Every buyer, borrower, or lender requires a general house inspection at closing. This inspection is usually required by lenders and buyers, however many borrowers and buyers also request a detailed home inspection.
A thorough house inspection is generally needed by lenders and buyers prior to closing escrow, but sometimes it is not required. The purpose of a thorough inspection is to identify any areas that may need repair. Some buyers look for specific problems or defects that may cause a significant cost. Other buyers simply look for the areas that need some attention to bring the house up to code and make the home safer for their family.
The inspector does an inspection of the roof, flooring, walls, ceilings, windows, doors, plumbing, electrical, heating, air conditioning, and insulation, among others. A thorough inspection should include all areas of the house that are not easily accessible, such as basements, crawl spaces, or outside of the house.
Inspecting the roof can be hard because it is so exposed.
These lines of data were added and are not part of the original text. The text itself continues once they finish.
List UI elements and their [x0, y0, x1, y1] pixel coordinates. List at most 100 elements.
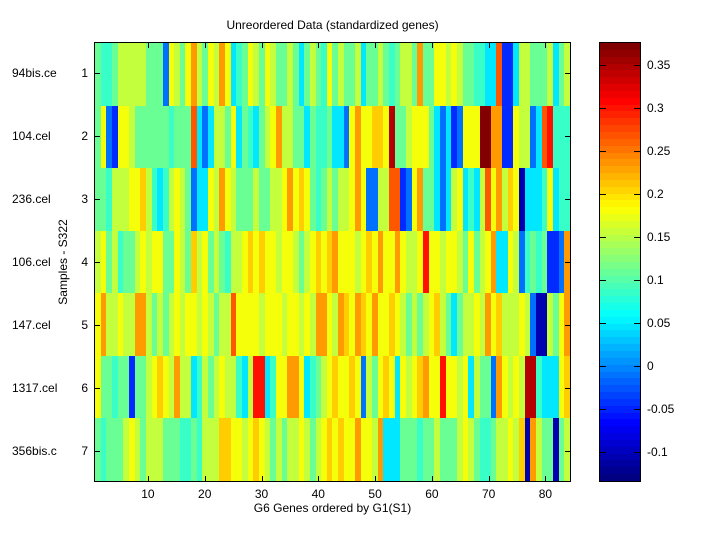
heatmap-cell — [445, 105, 452, 169]
heatmap-cell — [123, 43, 129, 106]
heatmap-cell — [140, 43, 146, 106]
heatmap-cell — [496, 418, 503, 481]
heatmap-cell — [372, 105, 378, 169]
heatmap-cell — [236, 355, 243, 419]
heatmap-cell — [258, 418, 265, 481]
heatmap-cell — [264, 418, 271, 481]
heatmap-cell — [123, 168, 129, 231]
heatmap-cell — [524, 355, 531, 419]
heatmap-cell — [394, 355, 401, 419]
heatmap-cell — [502, 230, 508, 294]
heatmap-cell — [411, 293, 418, 356]
heatmap-cell — [196, 168, 203, 231]
heatmap-cell — [332, 43, 339, 106]
heatmap-cell — [287, 230, 293, 294]
chart-title: Unreordered Data (standardized genes) — [226, 18, 439, 32]
heatmap-cell — [162, 168, 169, 231]
heatmap-cell — [417, 43, 423, 106]
heatmap-cell — [530, 168, 537, 231]
colorbar-band — [600, 419, 640, 427]
heatmap-cell — [558, 168, 565, 231]
heatmap-cell — [202, 293, 209, 356]
heatmap-cell — [456, 418, 463, 481]
heatmap-cell — [496, 168, 503, 231]
x-tick — [545, 43, 547, 48]
heatmap-cell — [140, 293, 146, 356]
heatmap-cell — [372, 43, 378, 106]
heatmap-cell — [253, 105, 259, 169]
heatmap-cell — [394, 168, 401, 231]
heatmap-cell — [281, 230, 288, 294]
heatmap-cell — [338, 105, 344, 169]
x-tick — [261, 476, 263, 481]
heatmap-cell — [196, 43, 203, 106]
heatmap-cell — [366, 418, 373, 481]
heatmap-cell — [236, 418, 243, 481]
heatmap-cell — [253, 418, 259, 481]
heatmap-cell — [145, 355, 152, 419]
heatmap-cell — [564, 293, 570, 356]
x-tick — [204, 43, 206, 48]
heatmap-cell — [179, 43, 186, 106]
heatmap-cell — [151, 105, 158, 169]
heatmap-cell — [321, 43, 327, 106]
heatmap-cell — [100, 43, 107, 106]
y-tick-label: 3 — [81, 192, 88, 207]
colorbar-band — [600, 104, 640, 112]
colorbar-band — [600, 145, 640, 153]
heatmap-cell — [315, 355, 322, 419]
colorbar-band — [600, 248, 640, 256]
heatmap-cell — [191, 293, 197, 356]
heatmap-cell — [558, 418, 565, 481]
heatmap-cell — [473, 418, 480, 481]
heatmap-cell — [157, 355, 163, 419]
heatmap-cell — [468, 293, 474, 356]
y-tick — [95, 324, 100, 326]
x-axis-label: G6 Genes ordered by G1(S1) — [253, 501, 412, 515]
heatmap-cell — [389, 105, 395, 169]
heatmap-cell — [349, 43, 356, 106]
heatmap-cell — [95, 230, 101, 294]
heatmap-cell — [513, 355, 520, 419]
colorbar-tick-label: -0.1 — [647, 444, 668, 459]
heatmap-cell — [394, 43, 401, 106]
heatmap-cell — [111, 355, 118, 419]
heatmap-cell — [406, 418, 412, 481]
heatmap-cell — [264, 230, 271, 294]
heatmap-cell — [304, 168, 310, 231]
colorbar-band — [600, 220, 640, 228]
heatmap-cell — [100, 355, 107, 419]
heatmap-cell — [468, 43, 474, 106]
colorbar-band — [600, 138, 640, 146]
heatmap-cell — [321, 418, 327, 481]
heatmap-cell — [417, 418, 423, 481]
heatmap-cell — [473, 230, 480, 294]
colorbar-band — [600, 371, 640, 379]
heatmap-cell — [519, 230, 525, 294]
heatmap-cell — [547, 230, 554, 294]
heatmap-cell — [502, 355, 508, 419]
heatmap-cell — [473, 293, 480, 356]
heatmap-cell — [513, 293, 520, 356]
heatmap-cell — [196, 355, 203, 419]
x-tick — [375, 43, 377, 48]
heatmap-cell — [462, 355, 469, 419]
heatmap-cell — [558, 230, 565, 294]
x-tick-label: 20 — [198, 487, 212, 501]
heatmap-cell — [496, 43, 503, 106]
heatmap-cell — [456, 105, 463, 169]
sample-label: 104.cel — [12, 129, 51, 144]
heatmap-cell — [428, 418, 435, 481]
heatmap-cell — [496, 293, 503, 356]
heatmap-cell — [128, 293, 135, 356]
heatmap-cell — [502, 43, 508, 106]
heatmap-cell — [168, 230, 175, 294]
heatmap-cell — [411, 168, 418, 231]
colorbar-band — [600, 453, 640, 461]
heatmap-cell — [338, 230, 344, 294]
heatmap-cell — [366, 293, 373, 356]
y-tick — [565, 199, 570, 201]
heatmap-cell — [309, 230, 316, 294]
heatmap-cell — [225, 293, 231, 356]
If it is cracked, broken, chipped, or rotting, you may be able to fix it yourself, but if it is severely damaged you may have to hire a roofer. Some roofs are made of wood, some metal, and even plastic! While you will not see the entire roof during the inspection, the roofer will usually leave some small chips and dents in the roof to help prove that the damage was actually done from a storm or hail.
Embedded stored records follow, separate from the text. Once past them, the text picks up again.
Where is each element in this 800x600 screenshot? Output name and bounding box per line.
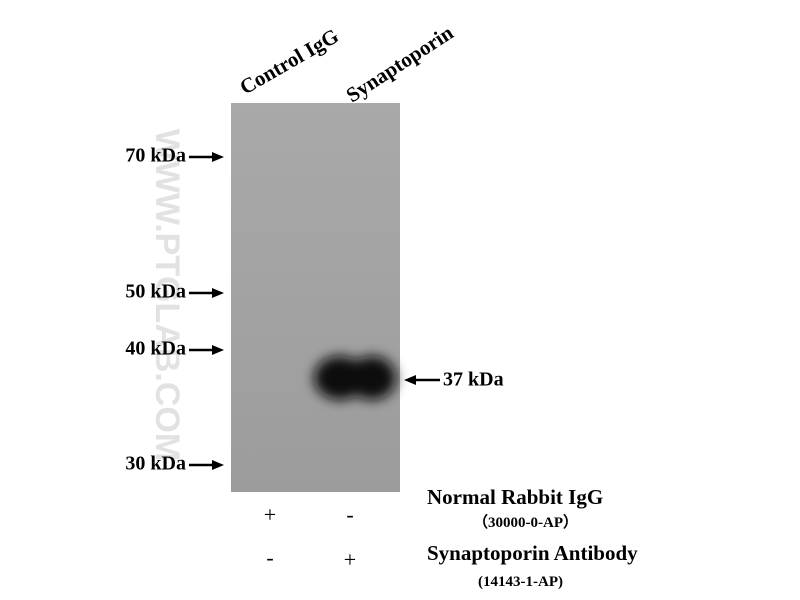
sign: - xyxy=(346,502,353,527)
marker-label: 30 kDa xyxy=(125,453,186,475)
lane-label: Control IgG xyxy=(236,24,343,100)
band xyxy=(314,356,396,400)
marker-label: 70 kDa xyxy=(125,145,186,167)
condition-name: Synaptoporin Antibody xyxy=(427,541,638,565)
blot xyxy=(231,103,400,492)
watermark: WWW.PTGLAB.COM xyxy=(148,129,186,461)
marker-label: 40 kDa xyxy=(125,338,186,360)
condition-catalog: (14143-1-AP) xyxy=(478,574,563,590)
sign: - xyxy=(266,545,273,570)
lane-label: Synaptoporin xyxy=(342,20,458,107)
condition-name: Normal Rabbit IgG xyxy=(427,485,603,509)
sign: + xyxy=(264,502,276,527)
marker-label: 50 kDa xyxy=(125,281,186,303)
condition-catalog: （30000-0-AP） xyxy=(473,513,578,531)
sign: + xyxy=(344,547,356,572)
band-label: 37 kDa xyxy=(443,369,504,391)
marker-arrows xyxy=(189,152,440,470)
Once the roof is inspected, it is time to look at the walls and ceilings. If your wall or ceiling is cracked, broken, worn, dirty, or dusty, you may want to consider having someone come into your house to do some repairs. Sometimes, small cracks and tears in the walls can be fixed with paint and some patching material. Other times, more substantial repairs may be necessary.
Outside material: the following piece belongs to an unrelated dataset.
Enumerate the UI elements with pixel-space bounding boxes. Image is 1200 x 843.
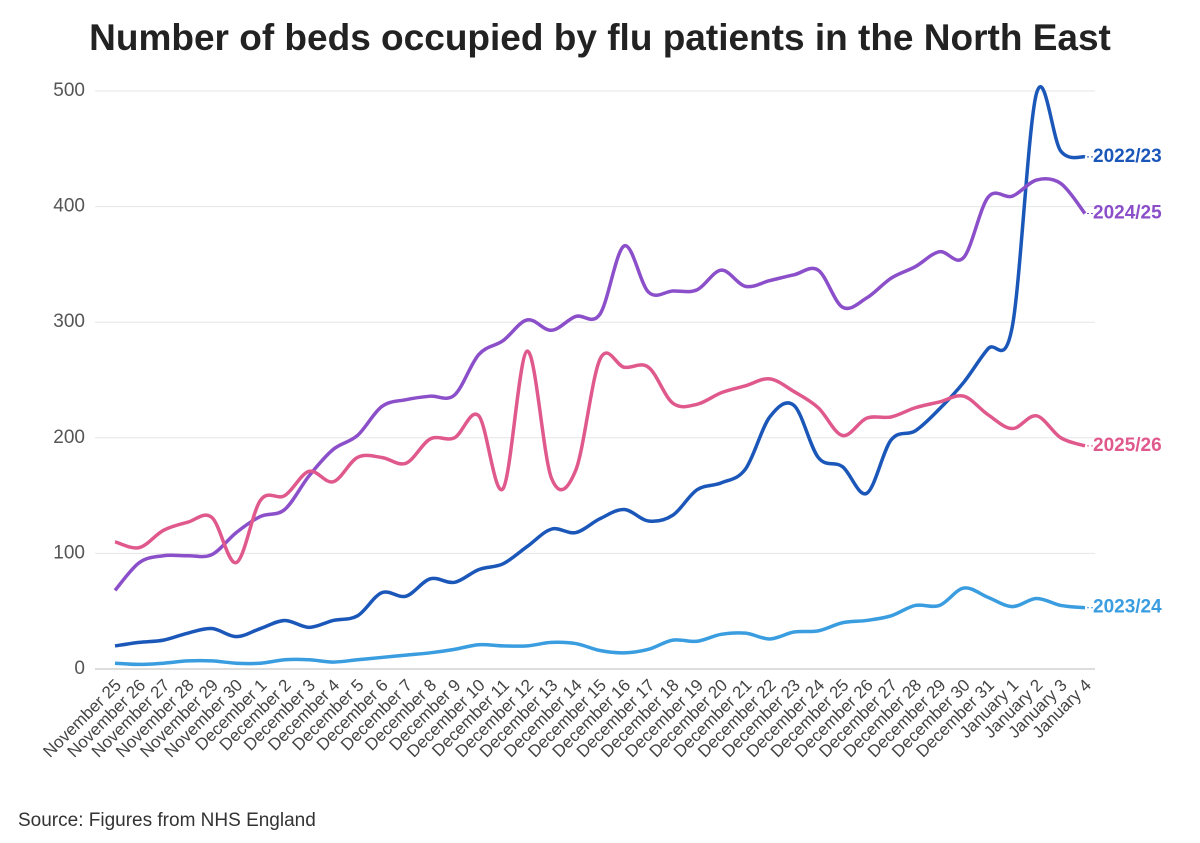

However, you should never skimp on cleaning and repairing small cracks and tears in the walls or ceilings. Even small cracks and tears in these areas may lead to bigger problems later on. While it may cost you a bit more in repairs, it can cost a lot more in the long run, as long term repair of these areas can increase the cost of your home and the cost of repairs to replace them if you do not do something about them.